Depuis l’assassinat du Premier Président démocratiquement élu du Togo, Sylvanus Olympio par le sergent Chef Gnassingbé Eyadema qui a d’ailleurs revendiqué sa mort dans le temps avant de ravaler sa langue, l’impunité est devenue une seconde nature de ce régime militaro fasciste où ses apparatchiks peuvent tuer les togolais sans avoir  à s’inquiéter de qui que ce soit, de quoi que ce soit et devant n’importe quelque juridiction que ce soit.

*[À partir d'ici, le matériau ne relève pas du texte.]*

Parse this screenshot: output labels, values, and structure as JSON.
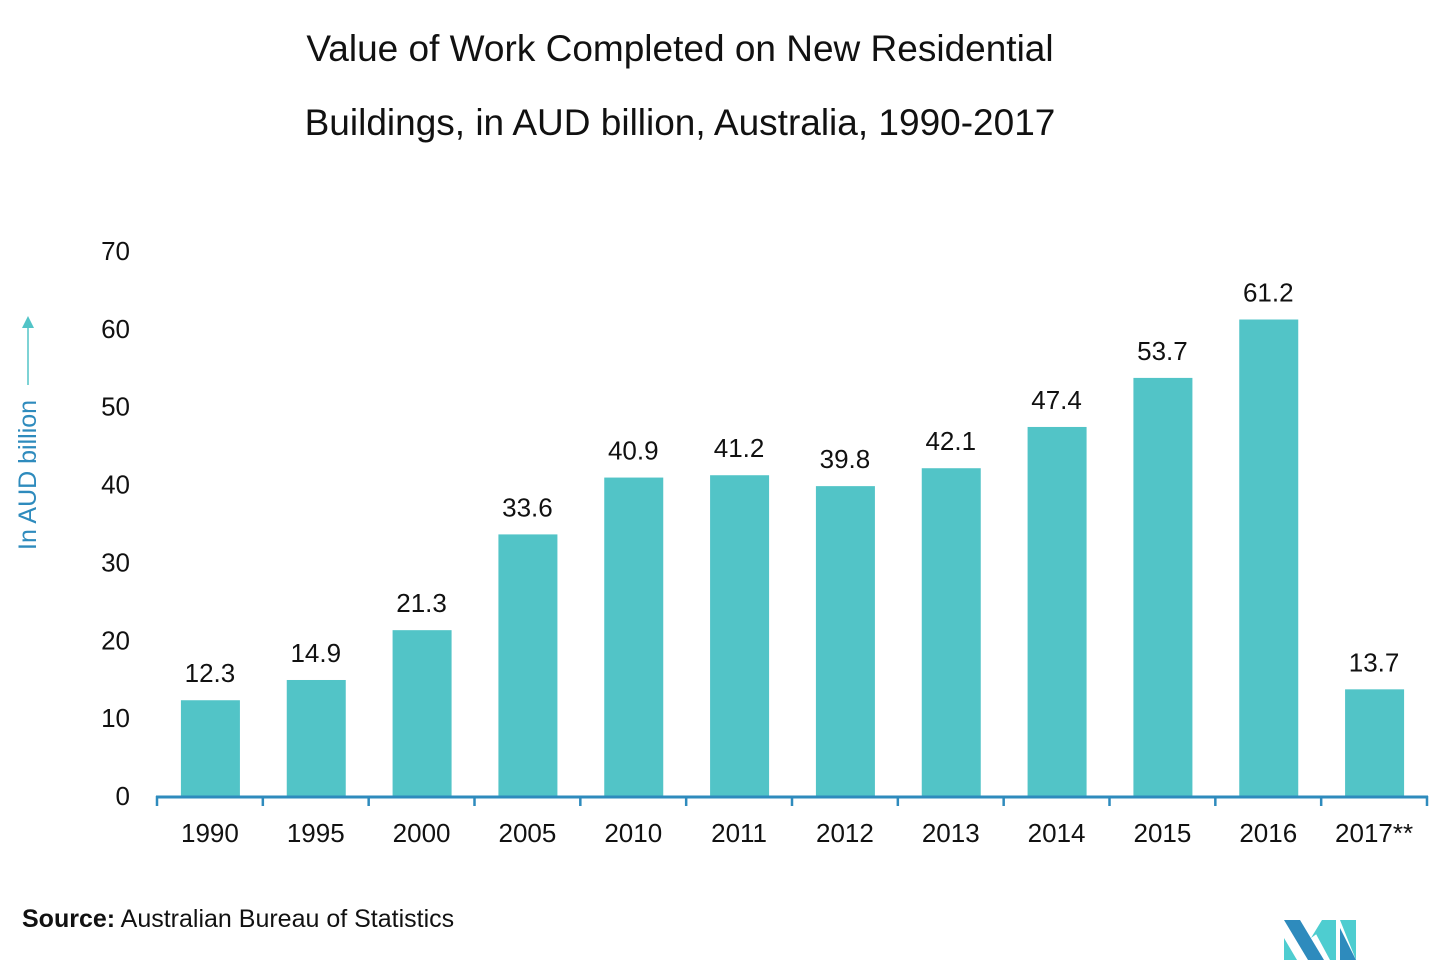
{
  "chart_data": {
    "type": "bar",
    "title_lines": [
      "Value of Work Completed on New Residential",
      "Buildings, in AUD billion, Australia, 1990-2017"
    ],
    "ylabel": "In AUD billion",
    "xlabel": "",
    "categories": [
      "1990",
      "1995",
      "2000",
      "2005",
      "2010",
      "2011",
      "2012",
      "2013",
      "2014",
      "2015",
      "2016",
      "2017**"
    ],
    "values": [
      12.3,
      14.9,
      21.3,
      33.6,
      40.9,
      41.2,
      39.8,
      42.1,
      47.4,
      53.7,
      61.2,
      13.7
    ],
    "value_labels": [
      "12.3",
      "14.9",
      "21.3",
      "33.6",
      "40.9",
      "41.2",
      "39.8",
      "42.1",
      "47.4",
      "53.7",
      "61.2",
      "13.7"
    ],
    "ylim": [
      0,
      70
    ],
    "yticks": [
      "0",
      "10",
      "20",
      "30",
      "40",
      "50",
      "60",
      "70"
    ],
    "grid": false,
    "colors": {
      "bar": "#52c4c7",
      "axis": "#2e8bbd",
      "ylabel": "#2e8bbd",
      "arrow": "#52c4c7"
    }
  },
  "source": {
    "label": "Source:",
    "text": " Australian Bureau of Statistics"
  }
}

« Yark DAMEHANE indique que les trois fonctionnaires de police ayant exécuté les tirs de sommation ainsi que le commandant de l’unité ont été immédiatement mis aux arrêts de rigueur. Quant à l’auteur du tir, il sera traduit en justice conformément à la procédure en vigueur », déclare pompeusement  le Ministre. Difficile pour les togolais de vérifier tous ses propos qui ne sont que des effets annonces habituels pour contribuer  à contourner les problèmes au lieu de leur trouver des solutions, à faire descendre la tension sociale juste pour un temps. Monsieur le ministre de la sécurité est d’ailleurs un habitué de ces genres de déclarations qui sont finalement des réflexes acquis au nom du système.

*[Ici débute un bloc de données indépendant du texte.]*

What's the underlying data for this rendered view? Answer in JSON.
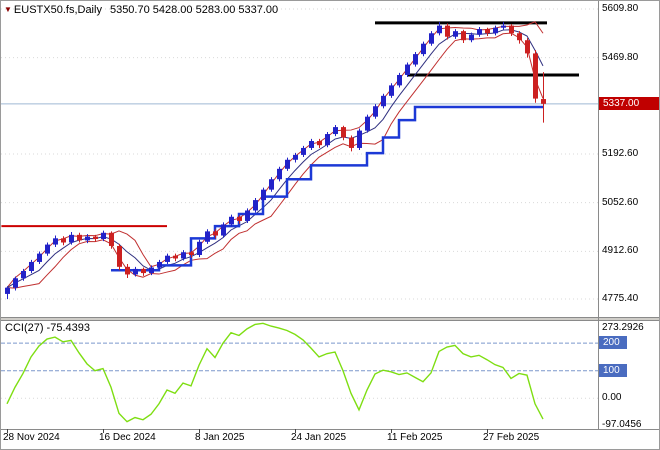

Quand le confrère Yonglove Egbéboua Amavi a au cours d’une manifestation de journalistes été atteint à bout portant par une balle blanche, Monsieur le Ministre a dit ouvrir une enquête mais elle n’a jamais été bouclée comme toutes les enquêtes que font semblant de mener les gouvernants de ce pays.

Monsieur Yark,  au nom du principe de la présomption d’innocence dont il se rappelle subitement quand il s’agit de ces frères d’armes, estime que les assassins du jeune Anselme ne seront connus que devant les juridictions togolaises qui sont toutes sauf indépendantes.

Il nous souvient que dans le dossier ténébreux des incendies, le même ministre et ses autres collègues ont ignoré royalement le principe de la présomption d’innocence ; l’objectif étant de mettre aux arrêts, d’inculper les responsables et membres du Collectif Sauvons le Togo (CST). Sacré Togo.

Quant à Douti Sinaleng, que les forces dites de sécurité ont battu à mort, Monsieur le ministre soutien que les investigations se poursuivent, pour déterminer les circonstances de son décès.

Argument non convaincant de la part d’un gouvernement habitué à la banalisation du crime et  l’apologie de l’impunité. Il est important ici de rappeler que selon les témoins et habitants de la localité, « suite à l’émoi et la révolte crées par l’assassinat du jeune Anselme, les manifestations ont été violentes avec jets de pierres pour les manifestants contre grenades lacrymogènes pour les forces de sécurité. C’est dans ces circonstances que le jeune Douti dans la fuite pour se mettre  l’abri est tombé dans un caniveau. Ayant été repéré comme faisant partie des protestataires, il fut sorti du caniveau et bien tabassés par les policiers qui lui ont donné plusieurs coups de crosses à la tête ».

 De quelles circonstances parle Monsieur le Ministre habitué  a dénaturé les faits. Ensuite les proches  de Douti affirment bel et bien qu’avant de rendre l’âme, « leur enfant a attesté avoir été tabassé à mort par les forces de sécurité ». Qui monsieur Yark peut-il convaincre avec ces arguments tirés par les cheveux ?

Il est fort probable que les togolais ne connaitront jamais la vérité sur ces assassinats de plus et de trop. Dans un pays champion de falsifications de faits où des tirs de sommation peuvent tuer un élève, ou des fumées de grenades lacrymogènes peuvent casser les vitres d’une église, où des morts peuvent  quitter la morgue de Lomé pour se retrouver dans la lagune de Bè, il est quasiment impossible que de tels mythomanes retrouvent d’un coup les vertus de l’honnêteté et de la vérité.

Seules des missions d’enquêtes internationales pourront élucider un de ces jours ces milliers de crimes d’états perpétrés en un demi siècle d’exercice de pouvoir familio-clanique.